Persoalan dimaksud, antara lain, mereka masuk ke negara jiran tersebut tidak menggunakan visa kerja atau hanya menggunakan paspor lawatan yang hanya berlaku paling lama satu bulan. Keengganan mengurus visa kerja karena majikan yang akan dituju umumnya tidak berminat memberikan jaminan yang layak.

Selain itu, majikan atau perusahaan yang dituju umumnya lebih senang mempekerjakan WNI secara ilegal, karena tidak perlu mengeluarkan biaya besar dan kemungkinan lebih mudah mempermainkannya, baik menyangkut fasilitas, upah, dan tempat tinggal.
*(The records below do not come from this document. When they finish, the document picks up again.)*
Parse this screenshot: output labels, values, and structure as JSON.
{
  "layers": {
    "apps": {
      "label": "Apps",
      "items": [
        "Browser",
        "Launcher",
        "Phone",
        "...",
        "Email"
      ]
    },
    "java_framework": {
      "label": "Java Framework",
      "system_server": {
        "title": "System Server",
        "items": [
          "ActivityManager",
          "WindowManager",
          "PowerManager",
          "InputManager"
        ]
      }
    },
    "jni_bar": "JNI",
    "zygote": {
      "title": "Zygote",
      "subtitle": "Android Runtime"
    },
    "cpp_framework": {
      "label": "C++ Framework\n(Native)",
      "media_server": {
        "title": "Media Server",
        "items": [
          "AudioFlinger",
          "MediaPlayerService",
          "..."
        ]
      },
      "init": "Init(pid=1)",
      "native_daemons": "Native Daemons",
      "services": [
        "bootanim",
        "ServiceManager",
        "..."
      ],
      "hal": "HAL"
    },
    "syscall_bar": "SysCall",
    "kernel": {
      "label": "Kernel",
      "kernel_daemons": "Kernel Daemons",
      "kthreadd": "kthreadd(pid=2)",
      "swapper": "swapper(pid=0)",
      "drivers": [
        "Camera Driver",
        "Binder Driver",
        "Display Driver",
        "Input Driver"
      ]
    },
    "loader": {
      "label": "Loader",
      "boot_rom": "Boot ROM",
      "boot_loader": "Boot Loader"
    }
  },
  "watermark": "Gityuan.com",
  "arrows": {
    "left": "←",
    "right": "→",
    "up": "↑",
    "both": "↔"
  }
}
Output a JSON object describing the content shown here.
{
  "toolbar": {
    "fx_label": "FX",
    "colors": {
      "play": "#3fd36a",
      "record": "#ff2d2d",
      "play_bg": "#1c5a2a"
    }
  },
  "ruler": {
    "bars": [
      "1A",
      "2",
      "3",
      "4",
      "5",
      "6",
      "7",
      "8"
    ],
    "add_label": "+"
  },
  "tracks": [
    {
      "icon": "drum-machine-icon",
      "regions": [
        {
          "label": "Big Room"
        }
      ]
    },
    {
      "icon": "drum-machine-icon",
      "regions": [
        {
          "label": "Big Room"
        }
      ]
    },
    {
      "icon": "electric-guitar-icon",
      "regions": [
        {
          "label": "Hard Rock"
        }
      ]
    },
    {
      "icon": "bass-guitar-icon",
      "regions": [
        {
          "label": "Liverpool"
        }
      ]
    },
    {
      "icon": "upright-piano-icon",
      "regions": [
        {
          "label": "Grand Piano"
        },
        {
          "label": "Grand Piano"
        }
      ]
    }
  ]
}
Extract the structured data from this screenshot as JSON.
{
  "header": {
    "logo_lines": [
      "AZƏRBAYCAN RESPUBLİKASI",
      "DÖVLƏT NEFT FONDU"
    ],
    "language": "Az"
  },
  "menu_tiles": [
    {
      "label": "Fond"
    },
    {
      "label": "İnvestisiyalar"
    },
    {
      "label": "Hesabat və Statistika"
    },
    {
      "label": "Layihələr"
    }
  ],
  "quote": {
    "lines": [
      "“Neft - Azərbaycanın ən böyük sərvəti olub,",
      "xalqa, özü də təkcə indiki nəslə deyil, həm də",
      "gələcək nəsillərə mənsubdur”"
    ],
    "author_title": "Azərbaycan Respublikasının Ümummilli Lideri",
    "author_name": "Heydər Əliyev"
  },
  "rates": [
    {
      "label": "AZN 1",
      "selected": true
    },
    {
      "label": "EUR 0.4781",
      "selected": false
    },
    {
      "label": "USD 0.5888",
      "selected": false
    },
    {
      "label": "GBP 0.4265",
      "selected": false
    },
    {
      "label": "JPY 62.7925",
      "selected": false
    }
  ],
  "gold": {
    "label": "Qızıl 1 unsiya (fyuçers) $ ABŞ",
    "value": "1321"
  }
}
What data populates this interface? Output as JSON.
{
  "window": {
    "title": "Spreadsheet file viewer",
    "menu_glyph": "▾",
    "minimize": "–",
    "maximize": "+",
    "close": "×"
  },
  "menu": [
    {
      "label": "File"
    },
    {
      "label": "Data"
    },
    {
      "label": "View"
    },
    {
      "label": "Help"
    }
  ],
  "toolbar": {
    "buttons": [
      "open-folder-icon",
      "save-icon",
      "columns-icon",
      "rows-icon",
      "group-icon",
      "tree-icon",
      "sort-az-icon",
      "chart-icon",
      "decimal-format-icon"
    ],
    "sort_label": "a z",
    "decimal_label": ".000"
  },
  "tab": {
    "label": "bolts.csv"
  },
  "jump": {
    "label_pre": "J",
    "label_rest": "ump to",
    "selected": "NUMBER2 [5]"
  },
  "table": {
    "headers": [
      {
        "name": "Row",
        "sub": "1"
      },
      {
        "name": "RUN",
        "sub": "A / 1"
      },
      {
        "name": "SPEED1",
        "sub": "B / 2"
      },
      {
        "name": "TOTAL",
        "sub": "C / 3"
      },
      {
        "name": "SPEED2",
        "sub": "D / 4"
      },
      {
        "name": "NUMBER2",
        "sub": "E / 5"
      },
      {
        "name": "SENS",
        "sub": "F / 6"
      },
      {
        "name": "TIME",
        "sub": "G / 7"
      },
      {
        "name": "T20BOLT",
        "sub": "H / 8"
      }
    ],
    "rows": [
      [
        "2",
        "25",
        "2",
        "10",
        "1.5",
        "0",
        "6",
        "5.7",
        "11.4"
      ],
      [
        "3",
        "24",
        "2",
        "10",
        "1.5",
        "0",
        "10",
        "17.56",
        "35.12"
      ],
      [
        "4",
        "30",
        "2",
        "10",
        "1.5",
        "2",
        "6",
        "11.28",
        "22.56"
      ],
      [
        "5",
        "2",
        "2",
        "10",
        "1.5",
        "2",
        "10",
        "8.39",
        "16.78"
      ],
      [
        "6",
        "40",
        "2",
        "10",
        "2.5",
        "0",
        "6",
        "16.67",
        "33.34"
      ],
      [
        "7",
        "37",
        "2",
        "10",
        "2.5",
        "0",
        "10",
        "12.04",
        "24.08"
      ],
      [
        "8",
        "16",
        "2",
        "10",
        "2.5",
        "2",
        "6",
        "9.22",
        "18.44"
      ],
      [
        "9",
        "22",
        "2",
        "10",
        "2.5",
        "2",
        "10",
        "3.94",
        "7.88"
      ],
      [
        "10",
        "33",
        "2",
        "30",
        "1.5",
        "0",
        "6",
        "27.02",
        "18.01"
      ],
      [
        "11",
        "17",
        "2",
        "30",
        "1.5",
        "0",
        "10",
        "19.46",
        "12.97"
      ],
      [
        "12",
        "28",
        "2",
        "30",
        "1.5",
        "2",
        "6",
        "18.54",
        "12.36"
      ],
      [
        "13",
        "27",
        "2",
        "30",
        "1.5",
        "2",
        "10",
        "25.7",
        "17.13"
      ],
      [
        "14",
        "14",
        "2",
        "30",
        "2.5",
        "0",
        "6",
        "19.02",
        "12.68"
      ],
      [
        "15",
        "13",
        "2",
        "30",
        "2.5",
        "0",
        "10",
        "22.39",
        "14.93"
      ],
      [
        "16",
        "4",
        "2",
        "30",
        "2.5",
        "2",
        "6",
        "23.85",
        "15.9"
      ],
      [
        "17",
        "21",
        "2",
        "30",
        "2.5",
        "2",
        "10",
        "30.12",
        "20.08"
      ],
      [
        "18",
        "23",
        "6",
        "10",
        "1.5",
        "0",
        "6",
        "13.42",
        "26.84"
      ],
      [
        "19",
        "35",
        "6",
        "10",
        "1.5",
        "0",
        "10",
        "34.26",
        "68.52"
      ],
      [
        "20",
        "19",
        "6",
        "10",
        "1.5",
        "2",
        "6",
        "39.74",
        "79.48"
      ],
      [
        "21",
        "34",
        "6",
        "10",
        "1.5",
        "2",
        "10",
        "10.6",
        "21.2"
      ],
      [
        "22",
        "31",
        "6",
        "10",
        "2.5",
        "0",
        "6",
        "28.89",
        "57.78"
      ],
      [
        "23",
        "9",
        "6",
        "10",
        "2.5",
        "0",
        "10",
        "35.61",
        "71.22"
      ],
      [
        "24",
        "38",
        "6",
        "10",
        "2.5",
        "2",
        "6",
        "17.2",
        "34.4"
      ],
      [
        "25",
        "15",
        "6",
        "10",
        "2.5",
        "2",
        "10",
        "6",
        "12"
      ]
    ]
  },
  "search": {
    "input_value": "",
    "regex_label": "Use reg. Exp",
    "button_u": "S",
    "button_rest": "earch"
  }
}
Karena itu, pemasokan WNI ke Negeri Sabah yang sebagian besar bekerja di perladangan dan perkebunan kelapa sawit, masih marak berlangsung sampai sekarang. Mereka masuk melalui jalur tikus di Pulau Sebatik, yang berbatasan langsung dengan Tawau Malaysia, dengan waktu tempuh hanya 15 menit menggunakan speed boat.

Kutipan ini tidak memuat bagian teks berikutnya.